L’OX démontre l’impressionnante profondeur de l’odyssée automobile de Murray, à un point que ce dernier pourrait être considéré comme plutôt dispersé. Mais une idée forte s’en dégage, guidée par l’intérêt de Murray pour « les structures composites et la recherche de poids le plus faible », issue de son admiration d’enfance pour Lotus. « J’ai fait carrière dans l’utilisation des technologies composites », dit-il. Durant son époque Brabham il y avait « des freins carbone en 1976, un châssis carbone en 1979, l’arceau en carbone de la BT52, puis les F1 à monocoque carbone en 1992… ».
Les expérimentations de Murray se sont parfois faites dans la
« UNE HYPERCAR EST IMPORTANTE POUR INTRODUIRE DE NOUVELLES TECHNOLOGIES EN RENDANT QUELQUES PERSONNES TRÈS HEUREUSES, MAIS FACE À UNE OX, ÇA FAIT PÂLE FIGURE »
douleur. À propos de la Brabham BT49, il témoigne : « Je me suis trompé. John Barnard, chez Ferrari, a vu juste deux ans plus tard, avec une enveloppe stabilisée et une structure en nid-d’abeilles entre deux panneaux. Elle est efficace pour absorber les impacts. C’est une leçon que j’ai apprise pour la F1, qui avait une enveloppe stabilisée en trois parties. » Au tarif de la F1, une monocoque aussi coûteuse restait viable, mais Murray ajoute : « Chez Mclaren Cars je me suis dit qu’il devait y avoir une solution pour baisser les coûts, pour la rendre disponible sur les voitures de tous les jours. La F1, les Lotus, elles utilisaient toutes la même technologie de carbone placé à la main. La Mercedes SLR était plus mécanisée car nous en produisions 700 par an. istream est à un autre niveau », indique-t-il à propos du système d’assemblage et de production que GMD a imaginé.
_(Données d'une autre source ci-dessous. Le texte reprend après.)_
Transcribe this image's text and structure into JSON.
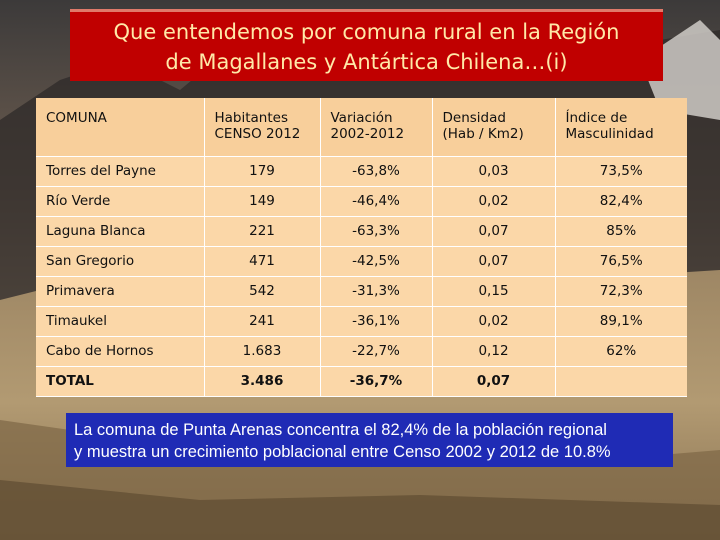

« Sur les voitures de course, la fabrication en fibre de carbone est très coûteuse, avec un procédé très long. Nous avons maintenant réduit le cycle à 100 secondes et 20 euros par panneau en nid-d’abeilles. istream 3 (la dernière itération du système) est la caisse en blanc ultime. C’est toujours du nid-d’abeilles mais avec de l’aluminium à la place des tubes en acier. C’est 35% plus léger et cela règle les problèmes de déformation et de torsion. » Depuis, GMD a vendu cette technologie versatile à Yamaha et à TVR.
La capacité de Murray à dessiner des voitures est tout aussi versatile. « J’ai les meilleurs ateliers de prototypage, de gestion et de design. Comme Chapman, je suis entouré des très bonnes personnes. » Malgré la taille de son équipe, il ajoute « qu’il dessine toujours… C’est comme la guitare : je n’ai jamais arrêté ».